The Trump administration is proposing to further restrict eligibility for food stamps, even though it acknowledges that the proposed changes will cause millions of additional Americans to go hungry.
This is a continuation of longstanding efforts demonize the poor and to pretend that restricting benefits somehow makes some Americans less poor and less hungry.
Instead, the priority should be working to reduce hunger and poverty, which is one reason Congress rejected this proposal, which the administration now seeks to implement through a rule change.
“The American people expect their government to be fair, efficient, and to have integrity — just as they do in their own homes, businesses, and communities,” Agriculture Secretary Sonny Perdue said in a statement that accompanied the announcement this week.
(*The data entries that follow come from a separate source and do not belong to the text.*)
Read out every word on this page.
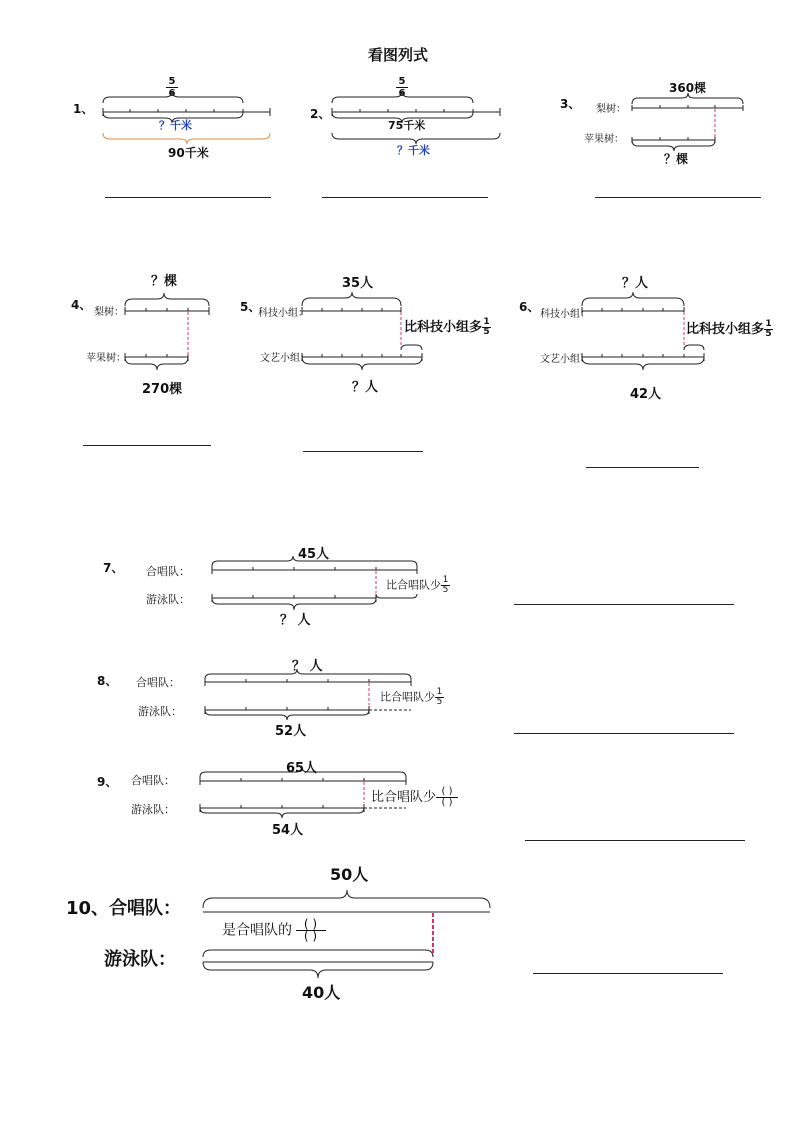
看图列式
1、
5
6
？千米
90千米
2、
5
6
75千米
？千米
3、
360棵
梨树：
苹果树：
？棵
4、
？棵
梨树：
苹果树：
270棵
5、
35人
科技小组：
文艺小组：
比科技小组多$\frac{1}{5}$
？人
6、
？人
科技小组：
文艺小组：
比科技小组多$\frac{1}{5}$
42人
7、
45人
合唱队：
游泳队：
比合唱队少$\frac{1}{5}$
？ 人
8、
？ 人
合唱队：
游泳队：
比合唱队少$\frac{1}{5}$
52人
9、
65人
合唱队：
游泳队：
比合唱队少 ( )
( )
54人
10、合唱队：
50人
是合唱队的 ( )
( )
游泳队：
40人
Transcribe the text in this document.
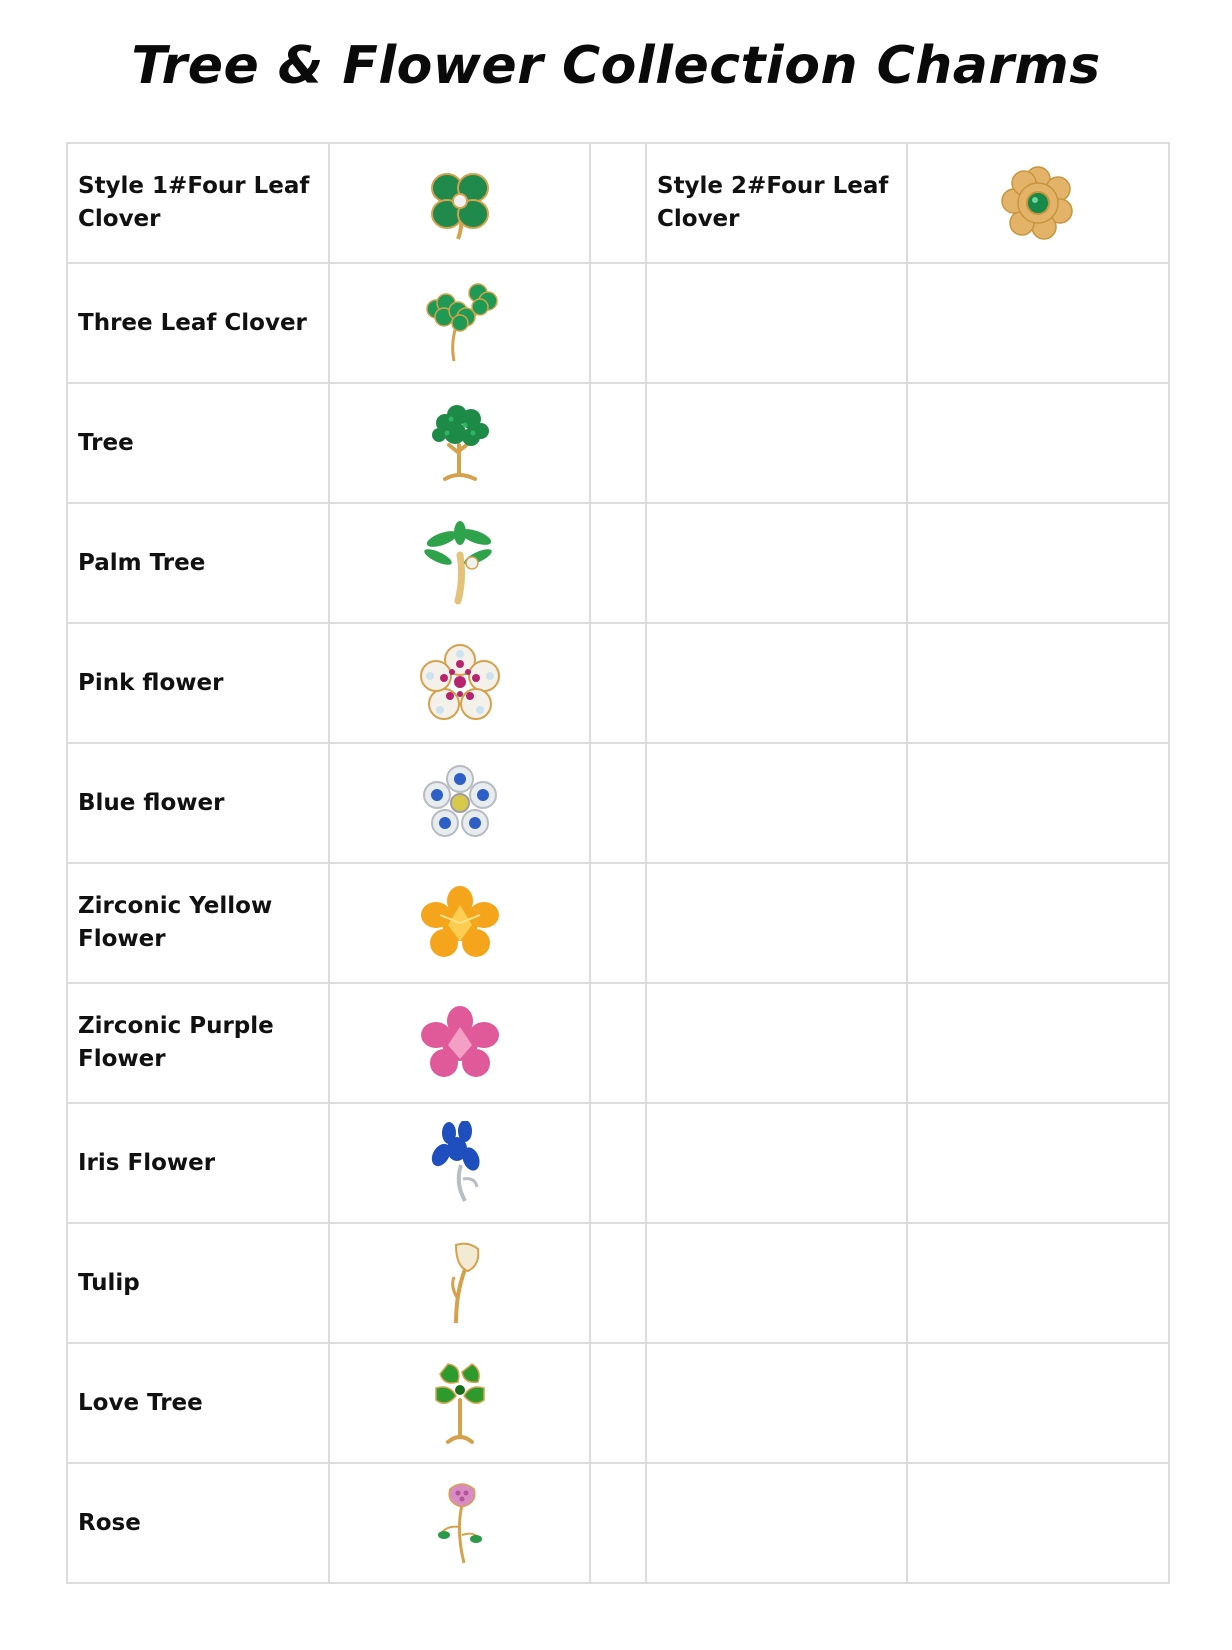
Tree & Flower Collection Charms
Style 1#Four Leaf Clover			Style 2#Four Leaf Clover	
Three Leaf Clover				
Tree				
Palm Tree				
Pink flower				
Blue flower				
Zirconic Yellow Flower				
Zirconic Purple Flower				
Iris Flower				
Tulip				
Love Tree				
Rose				
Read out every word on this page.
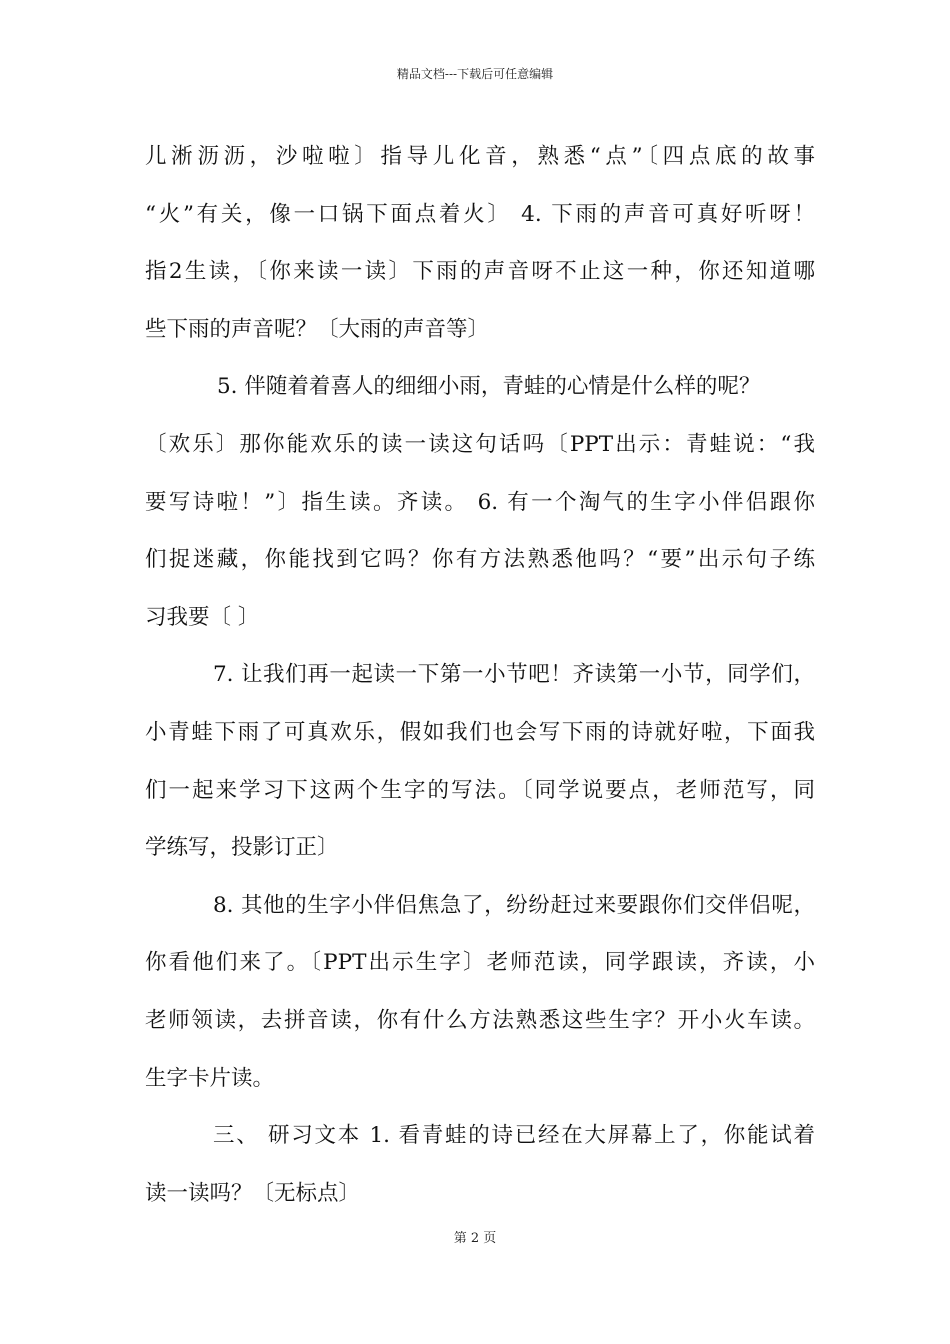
精品文档---下载后可任意编辑
儿淅沥沥，沙啦啦〕指导儿化音，熟悉“点”〔四点底的故事
“火”有关，像一口锅下面点着火〕 4. 下雨的声音可真好听呀！
指2生读，〔你来读一读〕下雨的声音呀不止这一种，你还知道哪
些下雨的声音呢？〔大雨的声音等〕
5. 伴随着着喜人的细细小雨，青蛙的心情是什么样的呢？
〔欢乐〕那你能欢乐的读一读这句话吗〔PPT出示：青蛙说：“我
要写诗啦！”〕指生读。齐读。 6. 有一个淘气的生字小伴侣跟你
们捉迷藏，你能找到它吗？你有方法熟悉他吗？“要”出示句子练
习我要〔 〕
7. 让我们再一起读一下第一小节吧！齐读第一小节，同学们，
小青蛙下雨了可真欢乐，假如我们也会写下雨的诗就好啦，下面我
们一起来学习下这两个生字的写法。〔同学说要点，老师范写，同
学练写，投影订正〕
8. 其他的生字小伴侣焦急了，纷纷赶过来要跟你们交伴侣呢，
你看他们来了。〔PPT出示生字〕老师范读，同学跟读，齐读，小
老师领读，去拼音读，你有什么方法熟悉这些生字？开小火车读。
生字卡片读。
三、 研习文本 1. 看青蛙的诗已经在大屏幕上了，你能试着
读一读吗？〔无标点〕
第 2 页
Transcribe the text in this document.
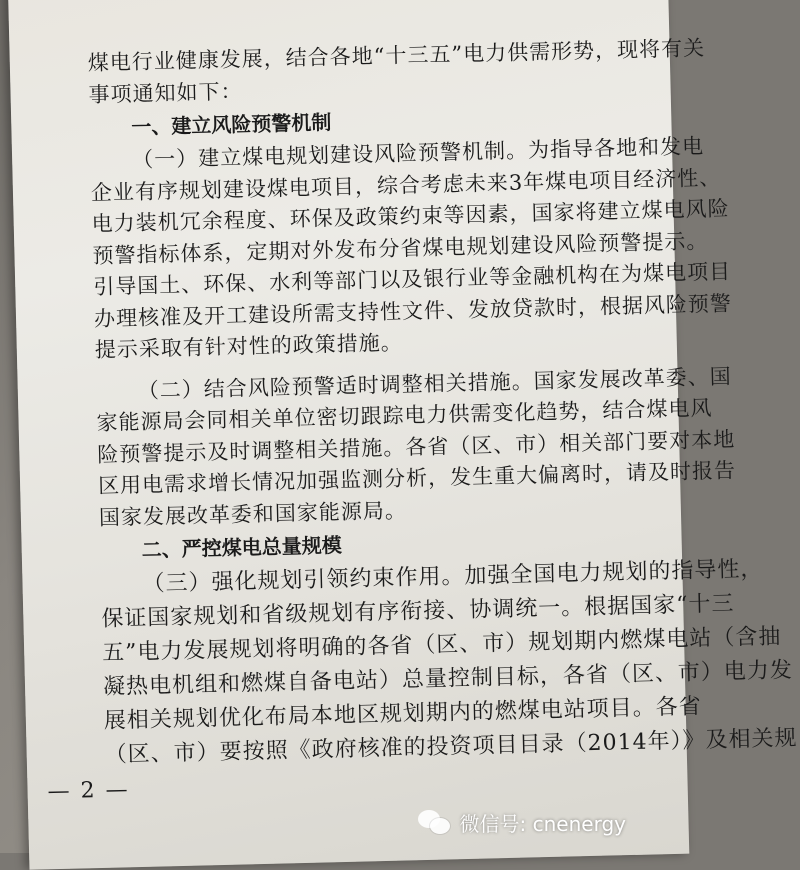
煤电行业健康发展，结合各地“十三五”电力供需形势，现将有关
事项通知如下：
一、建立风险预警机制
（一）建立煤电规划建设风险预警机制。为指导各地和发电
企业有序规划建设煤电项目，综合考虑未来3年煤电项目经济性、
电力装机冗余程度、环保及政策约束等因素，国家将建立煤电风险
预警指标体系，定期对外发布分省煤电规划建设风险预警提示。
引导国土、环保、水利等部门以及银行业等金融机构在为煤电项目
办理核准及开工建设所需支持性文件、发放贷款时，根据风险预警
提示采取有针对性的政策措施。
（二）结合风险预警适时调整相关措施。国家发展改革委、国
家能源局会同相关单位密切跟踪电力供需变化趋势，结合煤电风
险预警提示及时调整相关措施。各省（区、市）相关部门要对本地
区用电需求增长情况加强监测分析，发生重大偏离时，请及时报告
国家发展改革委和国家能源局。
二、严控煤电总量规模
（三）强化规划引领约束作用。加强全国电力规划的指导性，
保证国家规划和省级规划有序衔接、协调统一。根据国家“十三
五”电力发展规划将明确的各省（区、市）规划期内燃煤电站（含抽
凝热电机组和燃煤自备电站）总量控制目标，各省（区、市）电力发
展相关规划优化布局本地区规划期内的燃煤电站项目。各省
（区、市）要按照《政府核准的投资项目目录（2014年）》及相关规
— 2 —
微信号: cnenergy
This is true, but Americans also expect their government to extend help to those who need it, just as we do in our homes, businesses and communities.
Making life worse for an estimated 3 million Americans, many of them elderly, is a heartless tradeoff in the name of government efficiency.
Washington Post blogger Paul Waldman put it this way on Tuesday: “This is a story about government and budgets and bureaucracy, but it’s also a story about philosophy. One way to think about it is to ask this question: Which makes you angrier, a child going hungry, or someone getting a government benefit who might be able to do without it?”
Here’s the crux of the rule change: Currently, poor Americans in 43 states, including Maine, who qualify for other anti-poverty programs — such as Temporary Assistance to Needy Families — can be automatically enrolled in the food stamp program, officially called the Supplemental Nutrition Assistance Program. Tuesday’s proposal would stop this practice and require those seeking food assistance to complete a separate application process, including an asset test, for SNAP.
We in no way condone fraud. USDA’s own website highlights SNAP quality control results, noting that in 2011 “over 99 percent of those receiving SNAP benefits are eligible and payment accuracy was 96.20 percent.” So it is hard to believe that millions of Americans are lying to get SNAP benefits, which average $1.40 per person per meal.
By the U.S. Department of Agriculture’s own assessment of the proposal, more than 3 million individuals would no longer qualify for food stamps, accounting for 5 percent of total SNAP benefits. Households with elderly individuals would be “disproportionately affected,” the analysis said.
In addition, “the proposed rule may also negatively impact food security and reduce the savings rates” among individuals who no longer qualify for SNAP. Requiring a separate application process will also likely dissuade some eligible households from participating in the program.
So, to “save” taxpayers about $2 billion a year (after accounting for more than $400 million in additional state and federal spending each year to process the new applications), the administration will leave more people hungry and further in poverty.
This is counterproductive. Nearly 12 percent of U.S. households are considered food insecure, which means that they had difficulty acquiring enough food. More than 7 percent have low food security, meaning they eat less or rely on food assistance. Both numbers have declined slightly in recent years, but all politicians should be outraged that millions of Americans go hungry each day.
Helping these people, not “closing loopholes,” should be the priority.